Unusual Books about Unhappy Childhood

Once again, by complete coincidence, my reading seems to have followed a pattern: powerful and often unhappy childhood memories which have cast long shadows onto the protagonists’ later lives. I generally avoid ‘misery memoirs’, as they feel almost voyeuristic to me, but these books each have a more unusual perspective on traumatic pasts.

Fiona Melrose: Midwinter

Midwinter is the time of year when the book takes place, but it is also the name of the father and son duo at the heart of this book. It is also about the icy coldness and lack of communication which seems to exist between the two. Landyn and Vale Midwinter are hardy and dour Suffolk farmers. Ten years ago Landyn had tried to save the family from financial ruin by moving them to a farm in Zambia. During their time there, his wife (Vale’s mother) was killed and the two returned home but have never fully come to grips with the tragedy. Vale starts to act up, with stupid and tragic consequences, but his father is unable to talk to him about it, in this fierce indictment  of the ‘stiff upper lip’ or manliness which refuses to talk about pain and grief. Meanwhile, Landyn is fascinated by a fox he sees in the neighbourhood, whom he associates with his dead wife. This is very reminiscent of the Japanese folk tales about kitsune, fox spirits, who shape shift into human form, and are typically the guardians and protectors of the family, as long as you do not try to delve too deeply into their secrets.

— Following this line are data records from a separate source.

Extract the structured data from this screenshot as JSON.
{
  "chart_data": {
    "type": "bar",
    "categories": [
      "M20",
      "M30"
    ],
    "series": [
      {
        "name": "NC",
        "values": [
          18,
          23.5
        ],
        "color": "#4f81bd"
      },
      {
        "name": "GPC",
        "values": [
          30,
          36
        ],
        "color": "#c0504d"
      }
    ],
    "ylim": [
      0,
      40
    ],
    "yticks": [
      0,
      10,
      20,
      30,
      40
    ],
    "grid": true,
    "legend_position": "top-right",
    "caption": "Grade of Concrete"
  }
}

This is a slow, atmospheric read, designed to capture a farmer’s fierce love of the land and its creatures. There are some beautiful descriptive passages and sentences, polished like gemstones, but I can see how the overall effect could strike some readers as overloaded and cumbersome. I was enchanted by the book, despite its occasional repetitions. There is a timeless quality to it, you feel it could have taken place at any time over the past 100 years or so. Although very rooted in its local area, it reminded me in many ways of Michelle Bailat Jones’ Fog Island Mountainsright down to the fox spirit, the complex husband/wife dynamic, the difficulty in communicating with the next generation, the loving respect and careful observation of nature.

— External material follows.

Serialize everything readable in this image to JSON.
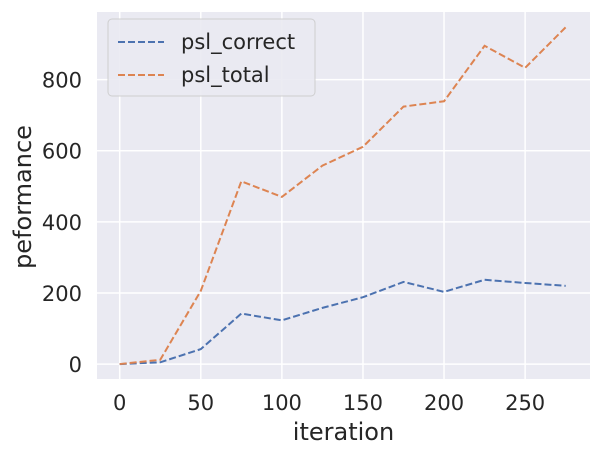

For additional, longer reviews of Midwinter, see Savidge Reads, Lonesome Reader and Alba in Bookland.

Edouard Louis: The End of Eddy (transl. Michael Lucey)

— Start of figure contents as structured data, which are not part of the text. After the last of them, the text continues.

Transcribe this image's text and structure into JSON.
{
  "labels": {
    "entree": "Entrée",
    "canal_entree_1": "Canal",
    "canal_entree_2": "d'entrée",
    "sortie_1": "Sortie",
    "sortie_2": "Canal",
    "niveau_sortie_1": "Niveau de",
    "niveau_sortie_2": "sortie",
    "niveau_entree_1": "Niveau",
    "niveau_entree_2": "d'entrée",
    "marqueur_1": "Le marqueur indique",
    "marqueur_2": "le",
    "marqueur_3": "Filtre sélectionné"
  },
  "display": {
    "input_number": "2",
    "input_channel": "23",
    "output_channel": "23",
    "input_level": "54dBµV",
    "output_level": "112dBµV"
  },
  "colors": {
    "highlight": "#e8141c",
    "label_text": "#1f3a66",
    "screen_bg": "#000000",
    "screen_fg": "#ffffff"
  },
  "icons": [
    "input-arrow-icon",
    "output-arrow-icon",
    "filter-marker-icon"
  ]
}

Undeniably grim and yet no worse than other ‘misery memoirs’ about neglected/abused children or real stories I’ve heard about growing up gay in Eastern Europe or the Middle East. The shocking thing is that it’s not taking place in the 1950s or in some developing country, but in France in the 1990s, early 2000s. The contradictory nature of his parents, the equal amounts of disdain for politics and yet yearning for authority that they display is perhaps the best description of the background of many Le Pen voters. Yet I have to agree with Emma that this feels like a very one-sided description of his childhood, that there must have been teachers and school authorities involved in helping him leave that miserable life behind. Nevertheless, it’s a more measured, dry, objective way of describing traumatic events than in some American memoirs of this type.

There were some fascinating similarities and differences with the film ‘Moonlight’, which also shows a perspective on what it means to grow up as a ‘double outsider’ in society, a perspective which is not often given a voice. Both show how violence (gun crime in the American perspective, brawling and fighting in the French perspective) is fetishised as ‘proof of manliness’. This book is as violent an indictment of working class values and prejudices, as Hervé Bazin’s Viper in the Fist is of Catholic rural bourgeois values.

For more thoughts on The End of Eddy, see Grant , Lonesome Reader and of course Emma’s outstanding review, which gives you the view from France (about the name Eddy Bellegueule, for instance).

Heather O’Neill: The Lonely Hearts Hotel

Suffolk, Zambia, Picardy and now Quebec: proof that childhood unhappiness, abuse and neglect can be universal. Unlike the more contemporary novels above, O’Neill’s story takes us back to the 1920s/1930s, with this tale of two orphans, Pierrot and Rose, who find temporary comfort and escape in each other and the magical world they create with their music, dance and entertainment.

A strange, unsettling, provocative tale, with moments of magical flights of fancy and the language of legends applied to the very grim and unvarnished reality of the Great Depression and trying to lighten the mood of this bleak story. I am still not quite sure what to think of it, as it seems to be rather uneven or a novel of parts. Initially the style seemed almost too plain and bare (describing the rape of a minor), then it became increasingly ornate, even baroque at times. I was enchanted by it in parts, repelled in others – which is what I think the author intended. I expected the story to end when Pierrot and Rose finally find each other again as grown-ups, but this is a book about the desire to escape into fairy-tale, not a fairy-tale as such, so it doesn’t end on a happily ever after.

Heather O’Neill is a poet of a writer who can seem to play around with words, always intriguing me but also punching me hard in the stomach. Despite the wistful waltzing around with imaginary bears, make no mistake: this book is just as hard-hitting as Lullabies for Little Criminals. But don’t believe the marketing hype – it has very little in common with The Night Circus by Erin Morgenstern, except that it defies easy categorisation.

It’s difficult to review this book coherently, but others have succeeded much better than me: Steph, the Literary Llama, Naomi Frisby.